Gupta's choices work in the opposite direction. Oats stabilize blood sugar, preventing the spikes and crashes that keep cortisol elevated. Beetroot improves blood flow and oxygen delivery to tissues. Chia seeds deliver magnesium and omega-3 fatty acids, both of which the nervous system uses to downregulate stress. Yogurt supports the gut microbiome, and an increasingly robust body of research suggests that gut health and mood regulation are inseparable. These are not isolated nutrients. They work together, creating an environment where the body can actually relax.

Dr. Bharadwaj calls this approach "smart choices," and the word matters. It suggests intention without obsession, knowledge without perfectionism. The meals are traditional, accessible, made from ingredients most Indian kitchens already contain. There is no special equipment, no subscription service, no influencer endorsement required. The healing, she says, begins in your own kitchen.
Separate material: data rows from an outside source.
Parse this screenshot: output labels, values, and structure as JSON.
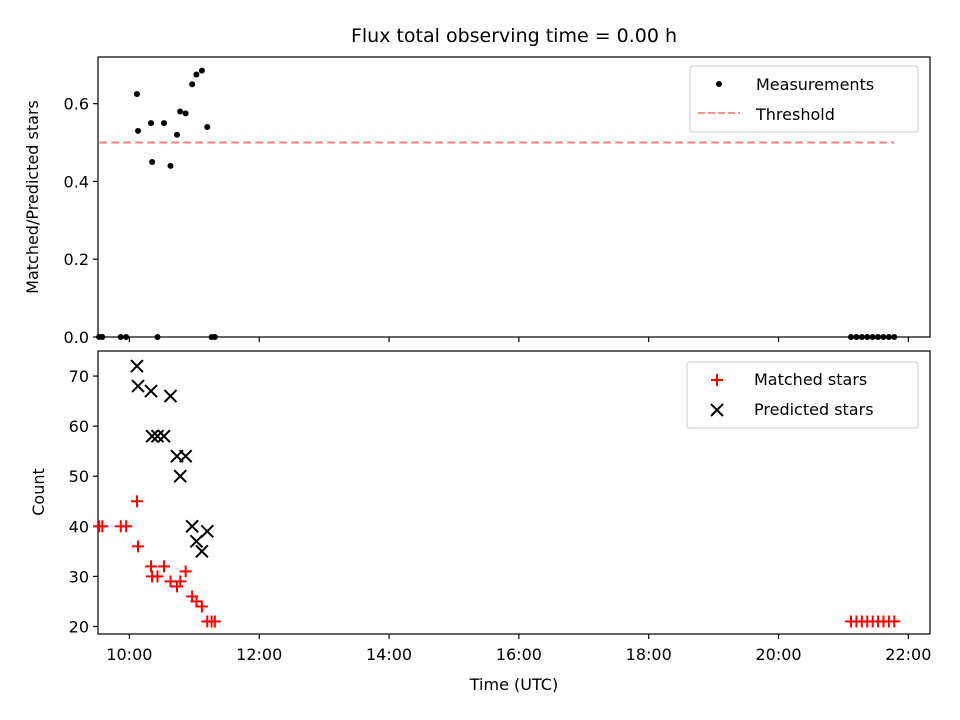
{
  "chart_data": [
    {
      "type": "scatter",
      "title": "Flux total observing time = 0.00 h",
      "xlabel": "",
      "ylabel": "Matched/Predicted stars",
      "xlim": [
        "09:31",
        "22:20"
      ],
      "ylim": [
        0,
        0.72
      ],
      "yticks": [
        0.0,
        0.2,
        0.4,
        0.6
      ],
      "ytick_labels": [
        "0.0",
        "0.2",
        "0.4",
        "0.6"
      ],
      "xticks": [
        "10:00",
        "12:00",
        "14:00",
        "16:00",
        "18:00",
        "20:00",
        "22:00"
      ],
      "show_xtick_labels": false,
      "grid": false,
      "legend_position": "upper right",
      "series": [
        {
          "name": "Measurements",
          "marker": "dot",
          "color": "#000000",
          "points": [
            {
              "x": "09:32",
              "y": 0.0
            },
            {
              "x": "09:35",
              "y": 0.0
            },
            {
              "x": "09:52",
              "y": 0.0
            },
            {
              "x": "09:57",
              "y": 0.0
            },
            {
              "x": "10:07",
              "y": 0.625
            },
            {
              "x": "10:08",
              "y": 0.53
            },
            {
              "x": "10:20",
              "y": 0.55
            },
            {
              "x": "10:21",
              "y": 0.45
            },
            {
              "x": "10:26",
              "y": 0.0
            },
            {
              "x": "10:32",
              "y": 0.55
            },
            {
              "x": "10:38",
              "y": 0.44
            },
            {
              "x": "10:44",
              "y": 0.52
            },
            {
              "x": "10:47",
              "y": 0.58
            },
            {
              "x": "10:52",
              "y": 0.575
            },
            {
              "x": "10:58",
              "y": 0.65
            },
            {
              "x": "11:02",
              "y": 0.675
            },
            {
              "x": "11:07",
              "y": 0.685
            },
            {
              "x": "11:12",
              "y": 0.54
            },
            {
              "x": "11:16",
              "y": 0.0
            },
            {
              "x": "11:19",
              "y": 0.0
            },
            {
              "x": "21:07",
              "y": 0.0
            },
            {
              "x": "21:12",
              "y": 0.0
            },
            {
              "x": "21:17",
              "y": 0.0
            },
            {
              "x": "21:22",
              "y": 0.0
            },
            {
              "x": "21:27",
              "y": 0.0
            },
            {
              "x": "21:32",
              "y": 0.0
            },
            {
              "x": "21:37",
              "y": 0.0
            },
            {
              "x": "21:42",
              "y": 0.0
            },
            {
              "x": "21:47",
              "y": 0.0
            }
          ]
        },
        {
          "name": "Threshold",
          "line_style": "dashed",
          "color": "#ff7f7f",
          "points": [
            {
              "x": "09:32",
              "y": 0.5
            },
            {
              "x": "21:47",
              "y": 0.5
            }
          ]
        }
      ]
    },
    {
      "type": "scatter",
      "title": "",
      "xlabel": "Time (UTC)",
      "ylabel": "Count",
      "xlim": [
        "09:31",
        "22:20"
      ],
      "ylim": [
        18.5,
        75
      ],
      "yticks": [
        20,
        30,
        40,
        50,
        60,
        70
      ],
      "ytick_labels": [
        "20",
        "30",
        "40",
        "50",
        "60",
        "70"
      ],
      "xticks": [
        "10:00",
        "12:00",
        "14:00",
        "16:00",
        "18:00",
        "20:00",
        "22:00"
      ],
      "show_xtick_labels": true,
      "grid": false,
      "legend_position": "upper right",
      "series": [
        {
          "name": "Matched stars",
          "marker": "plus",
          "color": "#ff0000",
          "points": [
            {
              "x": "09:32",
              "y": 40
            },
            {
              "x": "09:35",
              "y": 40
            },
            {
              "x": "09:52",
              "y": 40
            },
            {
              "x": "09:57",
              "y": 40
            },
            {
              "x": "10:07",
              "y": 45
            },
            {
              "x": "10:08",
              "y": 36
            },
            {
              "x": "10:20",
              "y": 32
            },
            {
              "x": "10:21",
              "y": 30
            },
            {
              "x": "10:26",
              "y": 30
            },
            {
              "x": "10:32",
              "y": 32
            },
            {
              "x": "10:38",
              "y": 29
            },
            {
              "x": "10:44",
              "y": 28
            },
            {
              "x": "10:47",
              "y": 29
            },
            {
              "x": "10:52",
              "y": 31
            },
            {
              "x": "10:58",
              "y": 26
            },
            {
              "x": "11:02",
              "y": 25
            },
            {
              "x": "11:07",
              "y": 24
            },
            {
              "x": "11:12",
              "y": 21
            },
            {
              "x": "11:16",
              "y": 21
            },
            {
              "x": "11:19",
              "y": 21
            },
            {
              "x": "21:07",
              "y": 21
            },
            {
              "x": "21:12",
              "y": 21
            },
            {
              "x": "21:17",
              "y": 21
            },
            {
              "x": "21:22",
              "y": 21
            },
            {
              "x": "21:27",
              "y": 21
            },
            {
              "x": "21:32",
              "y": 21
            },
            {
              "x": "21:37",
              "y": 21
            },
            {
              "x": "21:42",
              "y": 21
            },
            {
              "x": "21:47",
              "y": 21
            }
          ]
        },
        {
          "name": "Predicted stars",
          "marker": "x",
          "color": "#000000",
          "points": [
            {
              "x": "10:07",
              "y": 72
            },
            {
              "x": "10:08",
              "y": 68
            },
            {
              "x": "10:20",
              "y": 67
            },
            {
              "x": "10:21",
              "y": 58
            },
            {
              "x": "10:26",
              "y": 58
            },
            {
              "x": "10:32",
              "y": 58
            },
            {
              "x": "10:38",
              "y": 66
            },
            {
              "x": "10:44",
              "y": 54
            },
            {
              "x": "10:47",
              "y": 50
            },
            {
              "x": "10:52",
              "y": 54
            },
            {
              "x": "10:58",
              "y": 40
            },
            {
              "x": "11:02",
              "y": 37
            },
            {
              "x": "11:07",
              "y": 35
            },
            {
              "x": "11:12",
              "y": 39
            }
          ]
        }
      ]
    }
  ]
}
Women should watch for certain signals that cortisol has drifted out of balance. Exhaustion that persists despite adequate sleep. Cravings for sugar or salt that feel almost compulsive. Hair thinning or loss. Cycles that become unpredictable or stop. Insomnia or the kind of sleep that leaves you unrefreshed. These are not character flaws or signs of weakness. They are the body's way of signaling that something in the system needs attention.
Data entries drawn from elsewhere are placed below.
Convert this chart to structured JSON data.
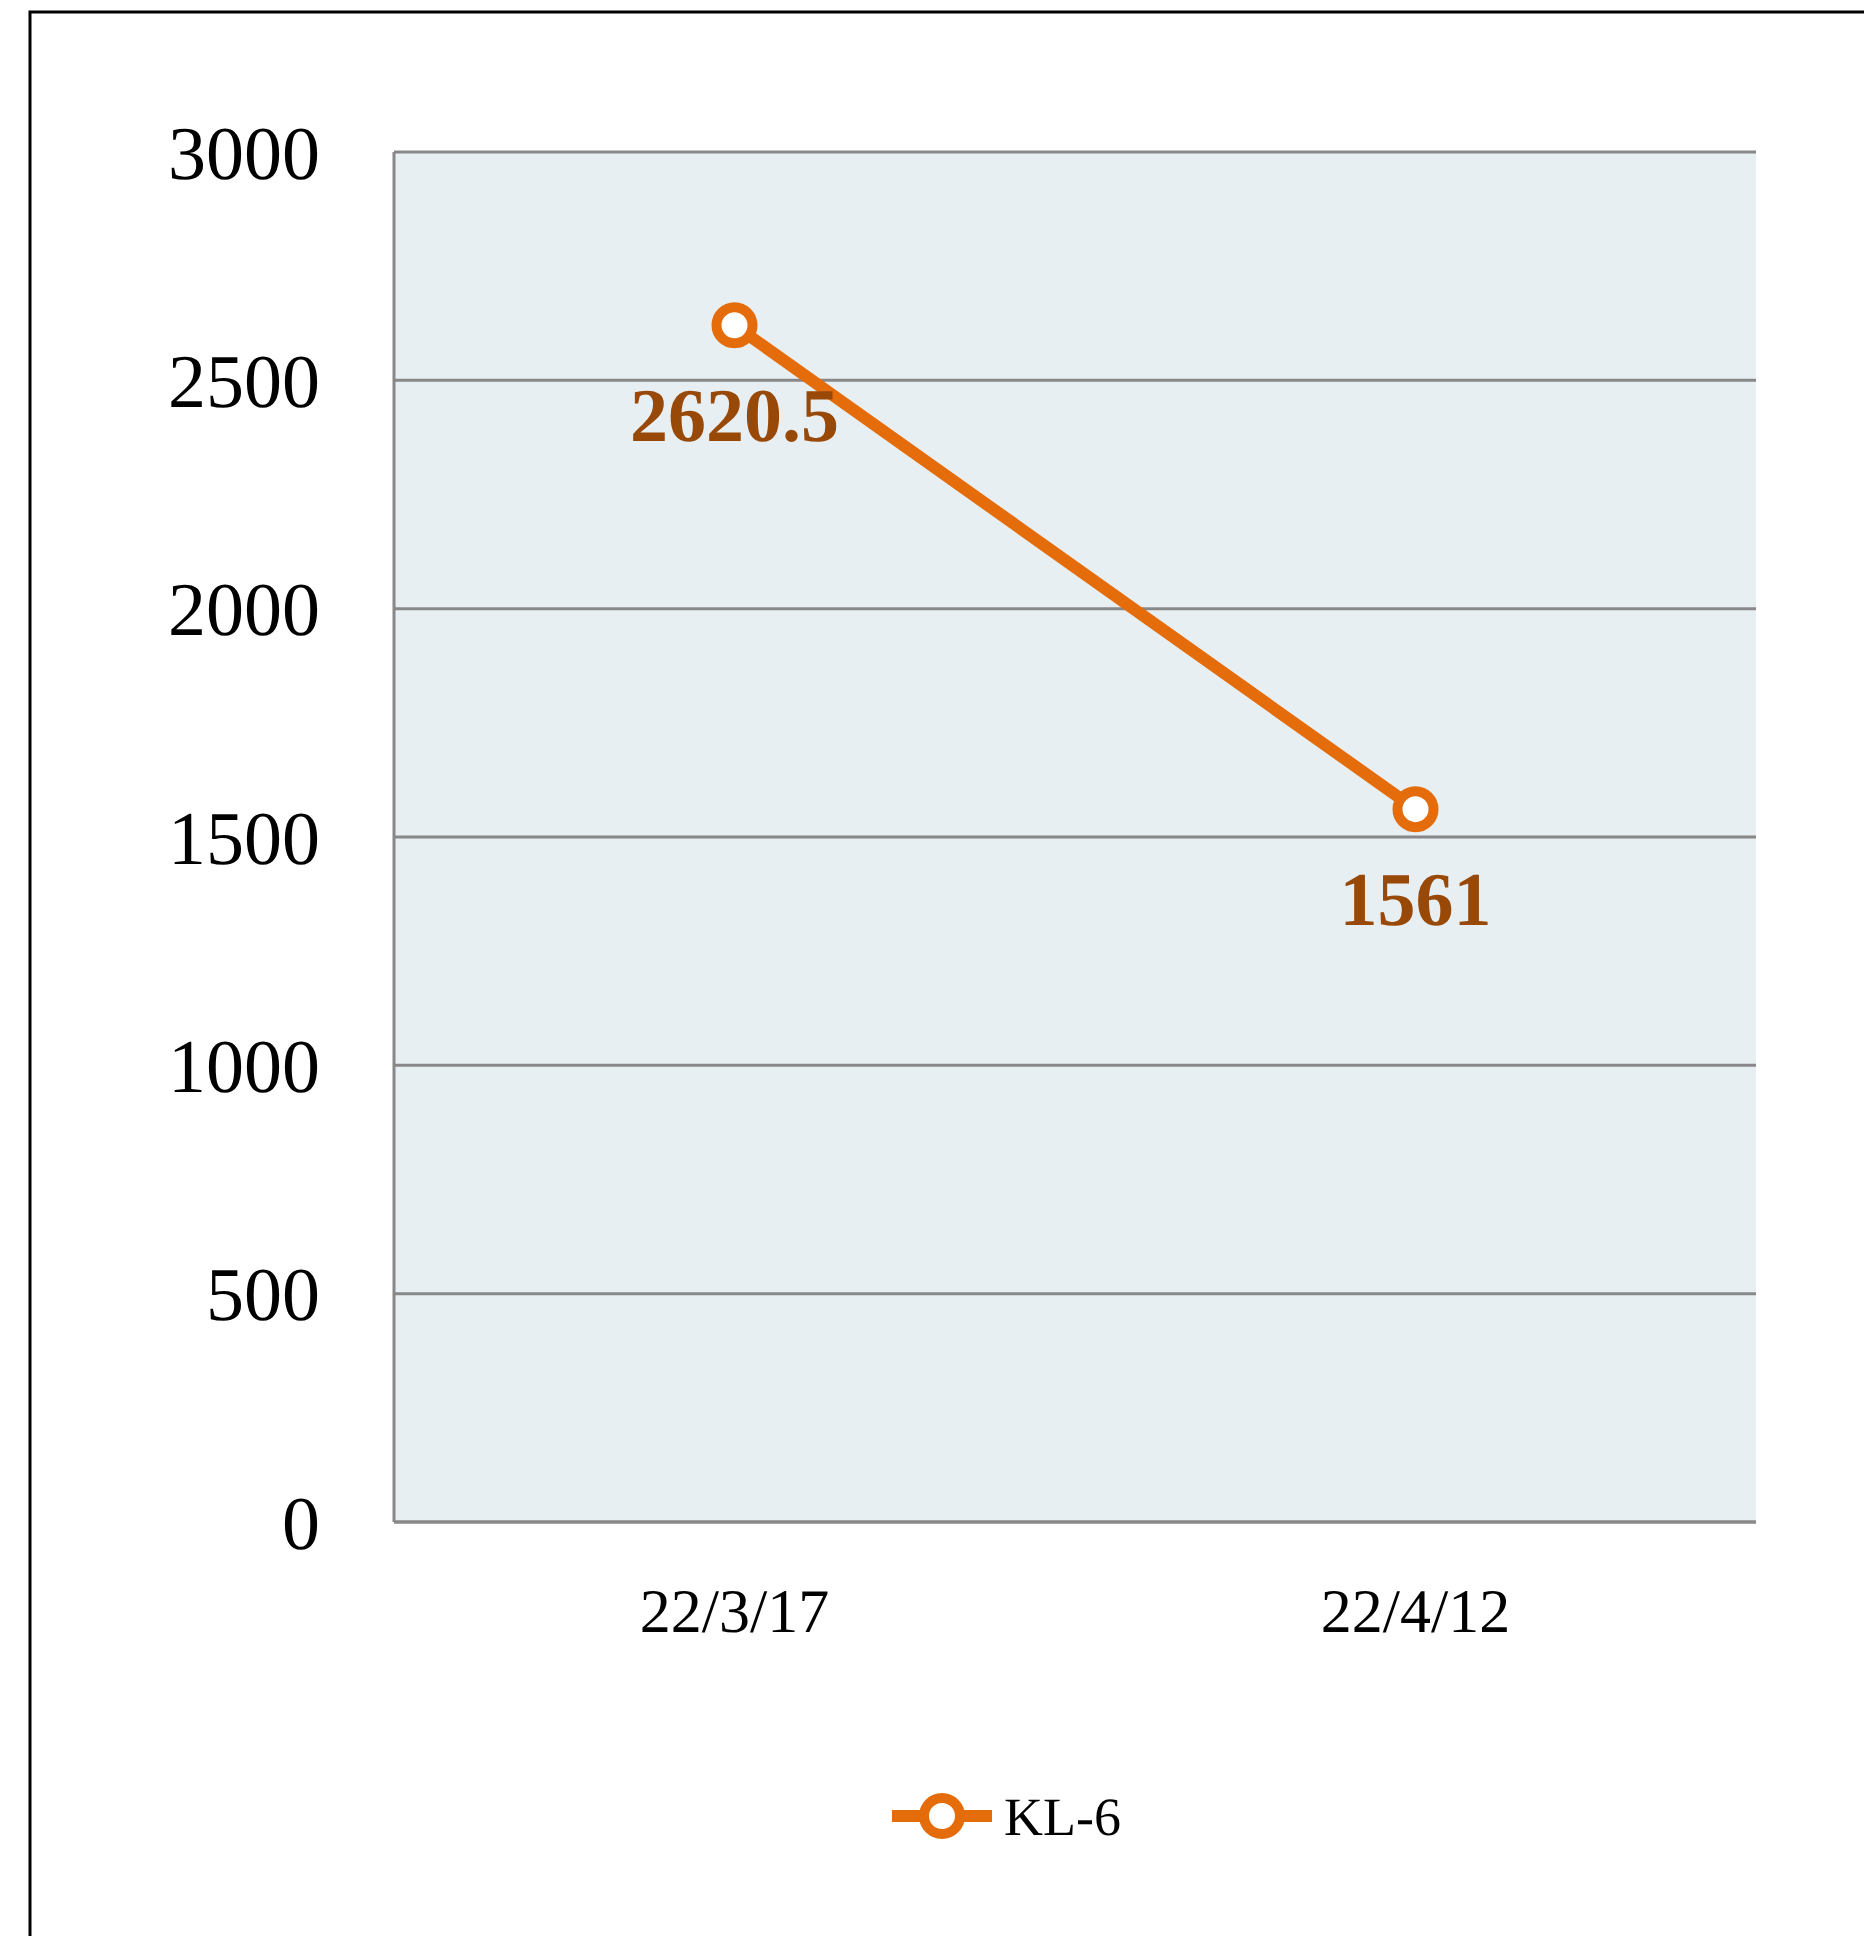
{
  "chart_data": {
    "type": "line",
    "categories": [
      "22/3/17",
      "22/4/12"
    ],
    "series": [
      {
        "name": "KL-6",
        "color": "#e46c0a",
        "values": [
          2620.5,
          1561
        ]
      }
    ],
    "ylim": [
      0,
      3000
    ],
    "yticks": [
      0,
      500,
      1000,
      1500,
      2000,
      2500,
      3000
    ],
    "grid": "y",
    "legend": "bottom",
    "marker": "circle",
    "data_labels": true
  }
}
The solution, Dr. Bharadwaj emphasizes, is not complicated. It requires consistency: eating balanced meals at regular intervals, drinking enough water, sleeping enough, taking breaks throughout the day to let the nervous system settle. It requires care—the kind of care that shows up in a home-cooked meal, in the choice to sit down and eat it slowly, in the decision to prioritize rest over productivity. The work happens not in a clinic or a supplement bottle, but in the everyday decisions that shape how we nourish ourselves.
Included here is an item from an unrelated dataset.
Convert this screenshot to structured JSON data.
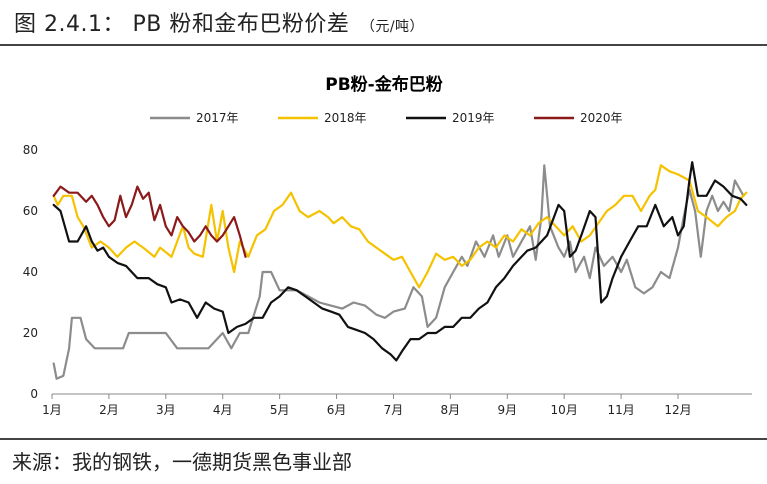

When cortisol levels stay high for too long, it can disrupt other hormones. Many women experience fatigue, mood changes, irregular or delayed periods, and sleep issues due to prolonged stress.
— Dr. Richa Bharadwaj, consultant in obstetrics and gynecology
Managing stress isn't about complicated diets; it's about consistency, balance, and care that begins in your own kitchen.
— Dr. Richa Bharadwaj
The Hearth Conversation Another angle on the story
Inventor

Why does Masaba Gupta's choice to focus on home-cooked food matter more than, say, a cortisol-lowering supplement?

Model

Because food is something you do three times a day, every day. A supplement is an add-on. Home cooking is a practice, a ritual, something that carries both physical nourishment and psychological reassurance. When you cook for yourself, you're already making a statement about self-care.

Inventor

But couldn't someone just eat the same balanced nutrients from takeout or processed foods?

Model

Technically, maybe the macronutrients could be similar. But the source material emphasizes that this is about what's accessible, what's traditional, what doesn't require special knowledge or expense. There's also something about the act itself—the time it takes, the attention it requires—that might be part of the stress-reduction.

Inventor

Dr. Bharadwaj mentions that gut health influences mood. How direct is that connection?

Model

The research suggests it's quite direct. The gut produces neurotransmitters, communicates with the brain through the vagus nerve. When you eat yogurt or fiber-rich foods like oats, you're literally feeding the bacteria that help regulate your mood and stress response. It's not metaphorical.

Inventor

What's the most important warning sign that someone's cortisol is out of control?

Model

Probably persistent exhaustion that doesn't improve with rest. Because that's when you know the body isn't recovering. The other signs—hair loss, irregular periods, cravings—those can have other causes. But exhaustion despite sleep suggests the nervous system is stuck in overdrive.

Inventor

Is there a risk that someone reads this and thinks food alone will fix everything?

Model

Possibly. The piece does emphasize that managing stress requires multiple things: eating well, sleeping, hydrating, taking breaks. But the focus on food is deliberate—it's the one thing most people can control immediately, without a doctor's appointment or a prescription.